Demonstrationen in 15 kroatischen Städten

In Kroatien hat am Samstag gegen 22 Uhr ein regelrechter Demonstrationen-Marathon geendet. In insgesamt 15 Städten demonstrierten unzufriedene Bürger gegen die rechtskonservative Regierung und für deren Rücktritt. Medien schätzten die Menge allein in der Hauptstadt Zagreb auf etwa 10.000 Menschen. In den anderen Städten versammelten sich jeweils mehrere Hundert Demonstranten.

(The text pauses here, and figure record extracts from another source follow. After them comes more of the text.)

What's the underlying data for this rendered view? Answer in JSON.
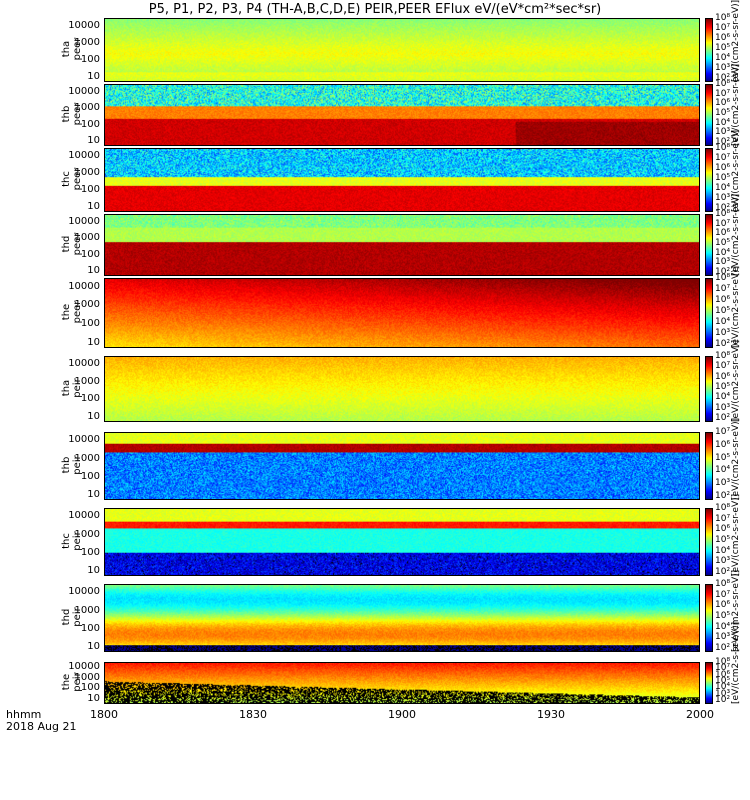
{
  "title": "P5, P1, P2, P3, P4 (TH-A,B,C,D,E) PEIR,PEER EFlux eV/(eV*cm²*sec*sr)",
  "colorbar_unit": "[eV/(cm2-s-sr-eV)]",
  "chart_data": {
    "type": "heatmap",
    "x_tick_labels": [
      "1800",
      "1830",
      "1900",
      "1930",
      "2000"
    ],
    "x_axis_label": "hhmm",
    "date_label": "2018 Aug 21",
    "y_tick_labels": [
      "10",
      "100",
      "1000",
      "10000"
    ],
    "panels": [
      {
        "label1": "tha",
        "label2": "peer",
        "cbar": [
          "10⁸",
          "10⁷",
          "10⁶",
          "10⁵",
          "10⁴",
          "10³",
          "10²"
        ]
      },
      {
        "label1": "thb",
        "label2": "peer",
        "cbar": [
          "10⁸",
          "10⁷",
          "10⁶",
          "10⁵",
          "10⁴",
          "10³",
          "10²"
        ]
      },
      {
        "label1": "thc",
        "label2": "peer",
        "cbar": [
          "10⁸",
          "10⁷",
          "10⁶",
          "10⁵",
          "10⁴",
          "10³",
          "10²"
        ]
      },
      {
        "label1": "thd",
        "label2": "peer",
        "cbar": [
          "10⁸",
          "10⁷",
          "10⁶",
          "10⁵",
          "10⁴",
          "10³",
          "10²"
        ]
      },
      {
        "label1": "the",
        "label2": "peer",
        "cbar": [
          "10⁸",
          "10⁷",
          "10⁶",
          "10⁵",
          "10⁴",
          "10³",
          "10²"
        ]
      },
      {
        "label1": "tha",
        "label2": "peir",
        "cbar": [
          "10⁸",
          "10⁷",
          "10⁶",
          "10⁵",
          "10⁴",
          "10³",
          "10²"
        ]
      },
      {
        "label1": "thb",
        "label2": "peir",
        "cbar": [
          "10⁷",
          "10⁶",
          "10⁵",
          "10⁴",
          "10³",
          "10²"
        ]
      },
      {
        "label1": "thc",
        "label2": "peir",
        "cbar": [
          "10⁸",
          "10⁷",
          "10⁶",
          "10⁵",
          "10⁴",
          "10³",
          "10²"
        ]
      },
      {
        "label1": "thd",
        "label2": "peir",
        "cbar": [
          "10⁸",
          "10⁷",
          "10⁶",
          "10⁵",
          "10⁴",
          "10³",
          "10²"
        ]
      },
      {
        "label1": "the",
        "label2": "peir",
        "cbar": [
          "10⁸",
          "10⁷",
          "10⁶",
          "10⁵",
          "10⁴",
          "10³",
          "10²"
        ]
      }
    ]
  }
}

Die Polizei gab ihre Schätzung zur Anzahl der Demonstranten in Zagreb noch nicht bekannt. Etwa 1.000 Polizisten überwachten das Geschehen in Zagreb, denn man ging wegen des ebenfalls am Samstag stattfindenden Zagreber Fußball-Derbys Dinamo gegen Hajduk von Ausschreitungen aus, diese blieben jedoch aus. Die Demonstrationen begannen wie üblich in der Innenstadt und führen dann durch das weitere Stadtzentrum. Die Demonstranten richteten ihre Botschaft direkt an Regierungschefin Jadranka Kosor: "Jadranka, hau ab!", skandierten sie immer wieder. Die nächste Facebook-Demonstration, die so genannt wird, weil die Initiative im Internet-Netzwerk gestartet wurde, soll am Mittwoch stattfinden.

Der Initiator der Proteste, der 25-jährige Aktivist Ivan Pernar, wurde am Samstag, noch bevor die Demonstration begann, festgenommen. Er hatte nämlich einer slowenischen Fernsehcrew ein Interview auf dem Zagreber Markusplatz vor dem Regierungsgebäude gegeben, obwohl er dort Platzverbot hat.

Die Polizei hatte noch im Laufe des Nachmittags protestierenden Bauern an der Teilnahme an der großen Demonstration in Zagreb gehindert. Die Bauern, die sich mit Traktoren auf den Weg in die Hauptstadt machten, um auf die Auszahlung von Subventionen zu pochen, hatten ihre Kundgebung nicht angekündigt, lautete die Begründung der Behörde. In Kroatien finden heuer Parlamentswahlen statt. Die Regierung will zudem noch im Juni die Beitrittsverhandlungen mit der EU abschließen.

Die Proteste starteten vor einem Monat. Auslöser waren die hohe Arbeitslosigkeit und die allgemein schlechte wirtschaftliche Lage des EU-Kandidatenstaates. 336.000 Menschen im Land waren zuletzt arbeitslos. 70.000 bekommen seit Monaten keine Löhne.